Chair of the Arlington County Board
- In office January 1974 – December 1997
- Preceded by: Kenneth Haggerty
- Succeeded by: Jay Fisette

Personal details
- Born: Ellen Marie McConnell April 21, 1925 Springfield, Illinois
- Died: January 8, 2009 (aged 83) Arlington County, Virginia
- Education: Northwestern University
- Profession: Politician

= Ellen M. Bozman =

American community activist and politician

Ellen M. Bozman (April 21, 1925 – January 8, 2009) was an American community activist and politician in Arlington County, Virginia, for nearly four decades. She became involved in politics in the early 1960s, first as an independent and later as a Democrat, and was president of the Arlington League of Women Voters from 1963 to 1965. She served six terms on the county board from 1973 to 1997, including six years as Chair and five years as vice-chair. After her retirement from the board, she remained active in community issues such as affordable housing, health care, and education.

== Career ==
Before her career in politics, Bozman was a personnel analyst with the Bureau of the Budget. In the early 1960s, she began her foray into the political realm, joining the Arlington League of Women Voters, where she serving as voter services chairwoman and later president of the league from 1963 to 1965. In those roles, she supported the desegregation of Arlington County Public Schools. Later, as chairwoman of the Health and Welfare Council, she oversaw a study of children with working parents and helped launch the first after-school programs in the county.
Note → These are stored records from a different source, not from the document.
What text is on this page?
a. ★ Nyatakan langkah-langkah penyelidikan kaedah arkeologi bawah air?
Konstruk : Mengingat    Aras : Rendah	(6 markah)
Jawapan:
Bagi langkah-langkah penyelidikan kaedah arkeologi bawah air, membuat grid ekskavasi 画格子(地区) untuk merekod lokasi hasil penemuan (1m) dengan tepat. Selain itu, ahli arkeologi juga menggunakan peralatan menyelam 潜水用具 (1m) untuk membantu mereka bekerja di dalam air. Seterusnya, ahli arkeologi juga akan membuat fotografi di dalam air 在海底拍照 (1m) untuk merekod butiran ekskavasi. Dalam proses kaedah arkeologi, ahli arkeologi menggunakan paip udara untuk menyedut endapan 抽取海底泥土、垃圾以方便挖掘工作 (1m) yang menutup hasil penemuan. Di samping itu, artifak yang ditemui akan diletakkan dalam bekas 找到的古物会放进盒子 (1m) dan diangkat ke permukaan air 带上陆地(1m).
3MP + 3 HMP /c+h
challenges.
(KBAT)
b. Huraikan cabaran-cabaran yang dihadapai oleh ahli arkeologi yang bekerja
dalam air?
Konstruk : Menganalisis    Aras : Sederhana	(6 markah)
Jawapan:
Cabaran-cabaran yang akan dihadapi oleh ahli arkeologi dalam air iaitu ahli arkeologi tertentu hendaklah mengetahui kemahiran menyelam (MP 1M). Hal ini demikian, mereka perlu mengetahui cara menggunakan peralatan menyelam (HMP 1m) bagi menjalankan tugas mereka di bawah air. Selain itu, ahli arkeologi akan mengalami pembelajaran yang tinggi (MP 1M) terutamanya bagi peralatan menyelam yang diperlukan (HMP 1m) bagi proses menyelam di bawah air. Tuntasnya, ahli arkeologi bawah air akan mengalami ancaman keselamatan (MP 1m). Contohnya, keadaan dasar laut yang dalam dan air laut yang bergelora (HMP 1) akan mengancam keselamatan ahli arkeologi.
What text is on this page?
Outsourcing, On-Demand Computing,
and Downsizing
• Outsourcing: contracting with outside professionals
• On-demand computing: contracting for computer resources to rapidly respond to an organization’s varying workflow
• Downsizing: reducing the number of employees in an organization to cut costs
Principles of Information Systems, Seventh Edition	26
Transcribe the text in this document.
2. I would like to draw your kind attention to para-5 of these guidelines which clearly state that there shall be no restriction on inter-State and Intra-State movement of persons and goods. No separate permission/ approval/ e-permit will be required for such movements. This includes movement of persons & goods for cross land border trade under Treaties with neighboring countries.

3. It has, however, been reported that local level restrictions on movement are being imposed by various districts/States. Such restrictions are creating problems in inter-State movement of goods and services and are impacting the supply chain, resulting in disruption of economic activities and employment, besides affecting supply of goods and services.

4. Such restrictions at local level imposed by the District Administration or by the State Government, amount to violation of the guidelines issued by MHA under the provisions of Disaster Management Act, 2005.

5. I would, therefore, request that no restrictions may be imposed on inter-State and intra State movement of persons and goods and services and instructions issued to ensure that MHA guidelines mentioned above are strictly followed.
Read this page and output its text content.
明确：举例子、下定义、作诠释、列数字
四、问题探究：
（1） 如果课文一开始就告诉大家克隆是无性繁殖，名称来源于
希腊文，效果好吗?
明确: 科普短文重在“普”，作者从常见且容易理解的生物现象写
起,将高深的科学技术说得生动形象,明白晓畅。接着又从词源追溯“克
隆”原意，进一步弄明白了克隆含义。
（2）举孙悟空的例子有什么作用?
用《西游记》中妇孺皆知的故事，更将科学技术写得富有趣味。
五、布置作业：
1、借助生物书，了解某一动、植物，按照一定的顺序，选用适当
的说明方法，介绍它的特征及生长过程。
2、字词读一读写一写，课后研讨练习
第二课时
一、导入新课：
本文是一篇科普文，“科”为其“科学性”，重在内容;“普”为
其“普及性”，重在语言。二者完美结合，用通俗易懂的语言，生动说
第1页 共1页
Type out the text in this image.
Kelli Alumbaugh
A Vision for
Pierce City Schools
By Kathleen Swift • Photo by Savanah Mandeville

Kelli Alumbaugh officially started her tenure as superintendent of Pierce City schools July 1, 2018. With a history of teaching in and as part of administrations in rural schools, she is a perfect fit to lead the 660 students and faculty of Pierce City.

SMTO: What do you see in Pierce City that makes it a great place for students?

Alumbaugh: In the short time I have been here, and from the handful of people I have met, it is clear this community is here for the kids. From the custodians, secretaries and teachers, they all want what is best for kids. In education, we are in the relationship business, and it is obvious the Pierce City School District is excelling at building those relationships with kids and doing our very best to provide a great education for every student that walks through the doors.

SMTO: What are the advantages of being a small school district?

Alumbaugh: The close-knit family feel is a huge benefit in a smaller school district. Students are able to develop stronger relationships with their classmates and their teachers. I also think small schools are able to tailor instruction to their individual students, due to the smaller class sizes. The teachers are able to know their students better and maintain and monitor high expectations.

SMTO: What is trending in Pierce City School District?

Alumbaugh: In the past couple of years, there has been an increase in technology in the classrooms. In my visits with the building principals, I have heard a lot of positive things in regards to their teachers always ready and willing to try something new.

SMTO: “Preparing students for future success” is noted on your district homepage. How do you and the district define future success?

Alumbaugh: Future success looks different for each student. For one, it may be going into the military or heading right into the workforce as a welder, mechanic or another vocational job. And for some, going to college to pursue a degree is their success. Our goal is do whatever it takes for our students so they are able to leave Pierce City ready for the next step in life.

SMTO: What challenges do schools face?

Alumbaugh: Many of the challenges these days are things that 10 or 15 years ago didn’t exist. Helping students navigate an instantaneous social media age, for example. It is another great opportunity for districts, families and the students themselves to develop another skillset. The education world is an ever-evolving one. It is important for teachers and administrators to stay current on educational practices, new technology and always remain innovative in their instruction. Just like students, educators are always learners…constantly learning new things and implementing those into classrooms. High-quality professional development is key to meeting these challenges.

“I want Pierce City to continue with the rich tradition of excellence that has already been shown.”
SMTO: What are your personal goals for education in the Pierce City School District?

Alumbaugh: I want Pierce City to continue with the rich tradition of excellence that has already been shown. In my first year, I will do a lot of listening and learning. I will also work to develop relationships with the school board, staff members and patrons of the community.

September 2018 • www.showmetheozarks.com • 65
She was also instrumental in the creation of Arlington's first nursing homes.

Bozman was first elected to the Arlington County Board in 1973, defeating former Delegate Henry O. Lampe. She served a record six terms on the board before choosing against running for re-election in 1997. She ran as an independent until her last campaign, when she ran as a Democrat. In each election, she was endorsed by the Arlington Democratic Committee and the nonpartisan political coalition Arlingtonians for a Better County.

She first became Vice-Chair of the five-member Board in 1975 and Chair in 1976, and later served as Chair in 1983, 1984, 1989, 1992, and 1997, and as vice-chair in 1988, 1991, 1995, and 1996. During her tenure on the board, Bozman was a champion of Arlington's "smart growth" redevelopment policy, with a focus on building high-rises with mixed residential, office and retail spaces centered around the county's Metro stations. She was an advocate for fair housing, integrated social service programs, public transit, and public education; she also was responsible for the creation of the Arlington County Farmer's Market and a countywide block party called Neighborhood Day.

She was a supporter of local public arts projects, such as Dark Star Park in Rosslyn. An early advocate for the gay and lesbian community, she appointed the first openly gay member to a community advisory board. She also served on civic boards, including the Metropolitan Washington Council of Governments and the Washington Metropolitan Area Transit Authority.

When Bozman retired from the Arlington County Board in 1997, the Virginia General Assembly passed a resolution commending her for "one of the most distinguished public service careers in Arlington history". Bozman received the Elizabeth and David Scull Public Service Award from the Metropolitan Washington Council of Governments in 1983, and was honored with the Jefferson Cup by the Virginia Association of Counties in 1997. In 1986, she was named "Washingtonian of the Year" by Washingtonian magazine. In 1998, she received an honorary doctor of humane letters degree from Marymount University. Bozman remained active in county community affairs until her death in 2009; her activities included co-founding the Arlington Alliance for Housing Solutions, a nonprofit working to increase affordable housing in the county.

== Personal life ==
She was born Ellen McConnell in Springfield, Illinois. In 1946 she graduated Phi Beta Kappa from Northwestern University with a degree in political science. After receiving her bachelor's degree, she moved to the Washington, D.C. area for an internship with the National Institute of Public Affairs. She married William H. Bozman, and they had three children: William M. Bozman, Martha Bozman and Bruce H. Bozman. Ellen M. Bozman died at Virginia Hospital Center in Arlington on January 8, 2009, due to complications of breast cancer.

== Legacy ==
In 2009, the Arlington Alliance for Housing Solutions created the Ellen Bozman Affordable Housing Award, given to recognize the work of individuals or organizations to advance the availability and/or quality of affordable housing in the Arlington area.

In 2014, a park called Ellen's Trace was opened next to an affordable housing apartment building called The Jordan. The park runs from Wilson Boulevard to 9th Street North, and includes benches and garden plantings as well as markers commemorating Bozman's contributions to the community.

On November 18, 2017, The Arlington County Board voted unanimously to rename the County Office Building at 2100 Clarendon Boulevard for Bozman. "Ellen Bozman set the bar high for civic service and leadership," Arlington County Board Chair Jay Fisette said. "It is entirely fitting that the County offices be named for Ellen — a visionary who helped guide Arlington’s growth for decades, played a key role in developing Metro here, and who maintained the highest ethical standards throughout her decades of service to this community that she loved. Ellen believed in open, inclusive, competent government as a powerful agent of progress."